No, it is Ricciardo at Mercedes in 2019 to allow Mercedes to continue its dominance in the drivers and constructors’ championships.

But why would Toto Wolff and Mercedes drop Valtteri Bottas? The Finn is fast but Ricciardo proved at the Circuit of America that he has his measure. The Mercedes is considerably quicker than the Red Bull in a straight line and has superior torque, yet within a few laps of the start Ricciardo passed Bottas under heroic late braking only to lose the advantage when he found himself on the outside at the next corner.

It was the first of several bravura attempts and showed Ricciardo was firmly focused on the Finn, taking a chance that is usually associated with the sometimes overly enthusiastic Verstappen.

Notwithstanding, Verstappen was the driver of the day. After qualifying fifth on the grid, he was penalised over an engine issue and started 16th on the grid at the Texas circuit.

It was a monumental drive and there is no doubt Verstappen is a future world champion and it will not be long in coming if Renault give him an engine that can stay with the Mercedes and Ferraris.

The hard-charging Verstappen passed Raikkonen into third place behind Hamilton and Vettel on the last lap, but he had four wheels off the track and the finishing order was reversed while they were in the drivers’ cooling-down room.

Those watching on television knew the stewards had penalised Verstappen for supposedly gaining an advantage, but Verstappen didn’t know and was talking animatedly to Hamilton and Vettel and sucking on a soft drink when Raikkonen walked in. Someone whispered in Verstappen’s reddening ear and he stalked out grim-faced.

Who wouldn’t?

“The Iceman” wore his usual glacial expression, but then he is from Finland. Later, Verstappen said he should have been awarded third place. “It is very weird because the whole weekend we could run off track and there were no track limits.

“When Bottas went off the track when I was in front and he came back in front of me and there was no penalty and we overtake him again.

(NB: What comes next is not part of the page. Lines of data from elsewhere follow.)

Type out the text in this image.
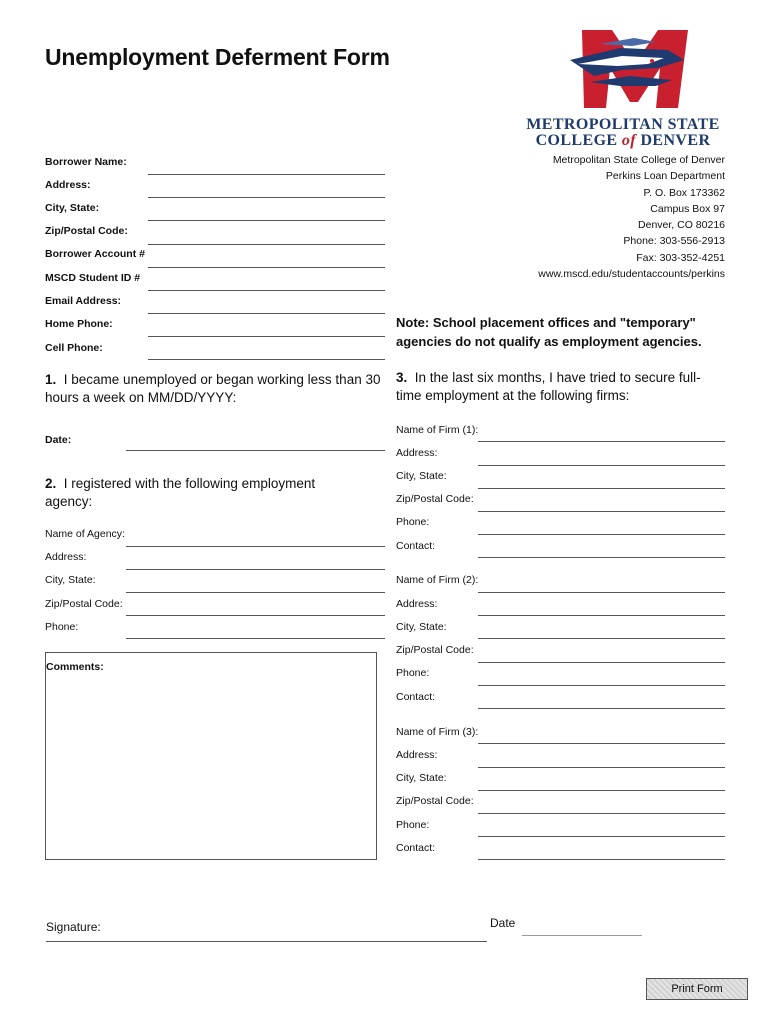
Unemployment Deferment Form
METROPOLITAN STATE
COLLEGE of DENVER
Metropolitan State College of Denver
Perkins Loan Department
P. O. Box 173362
Campus Box 97
Denver, CO 80216
Phone: 303-556-2913
Fax: 303-352-4251
www.mscd.edu/studentaccounts/perkins
Borrower Name:
Address:
City, State:
Zip/Postal Code:
Borrower Account #
MSCD Student ID #
Email Address:
Home Phone:
Cell Phone:
Note: School placement offices and "temporary" agencies do not qualify as employment agencies.
1. I became unemployed or began working less than 30 hours a week on MM/DD/YYYY:
Date:
2. I registered with the following employment agency:
Name of Agency:
Address:
City, State:
Zip/Postal Code:
Phone:
Comments:
3. In the last six months, I have tried to secure full-time employment at the following firms:
Name of Firm (1):
Address:
City, State:
Zip/Postal Code:
Phone:
Contact:
Name of Firm (2):
Address:
City, State:
Zip/Postal Code:
Phone:
Contact:
Name of Firm (3):
Address:
City, State:
Zip/Postal Code:
Phone:
Contact:
Signature:	Date
Print Form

“I am fine with that, but then I am fighting with Kimi and I do get a penalty. For the sport, the fans also don’t understand. They are loving it and then they ruin the sport.

“They should keep going like this and then for sure, within two years, the fans are walking away.”

But Verstappen, as it has since been explained, was wrong. He was not penalised for running wide on turn 19 on the last lap, but cutting the corner earlier on turn 17.

Of course, this made no difference to Red Bull whose Christian Horner raged that the decision was “appalling.” Appalling it may have been, but if drivers know they won’t be penalised, they will cut corners whenever it suits them.

The FIA does need to consider changing the rules over the penalties handed out for engine and gearbox changes where parts are only being replaced because they have failed.

At some GPs this year, half the grid positions have been affected by penalties. Would Verstappen have won had he started fifth on the grid where he qualified behind Ricciardo instead of at the back of the pack?

Probably not, but look what happened to Ricciardo. After only 16 laps of the race his Renault engine suddenly stopped. Had Ricciardo had a new engine in the car, this would likely not have happened. Limiting engine and gearbox changes ensures the wealthy teams don’t take an advantage over the also-rans.

There is some merit in this. Teams backed by billionaires and multi-national corporations would simply change engines and gearboxes after every race.

But grid penalties are putting too many cars and their drivers down the grid when they have qualified up front. Putting a cap on costs is another way but whatever is done, it must be to keep the best cars and drivers where the fans can see them.

Unless it is Verstappen who passed a car every lap for the first 10 laps in Texas. Red Bull is right. He is the future of their team but Ricciardo will be sorely missed.


Author: Peter Coster

PETER COSTER is a former editor and foreign correspondent who has covered a range of international sports, including world championship fights and the Olympic Games.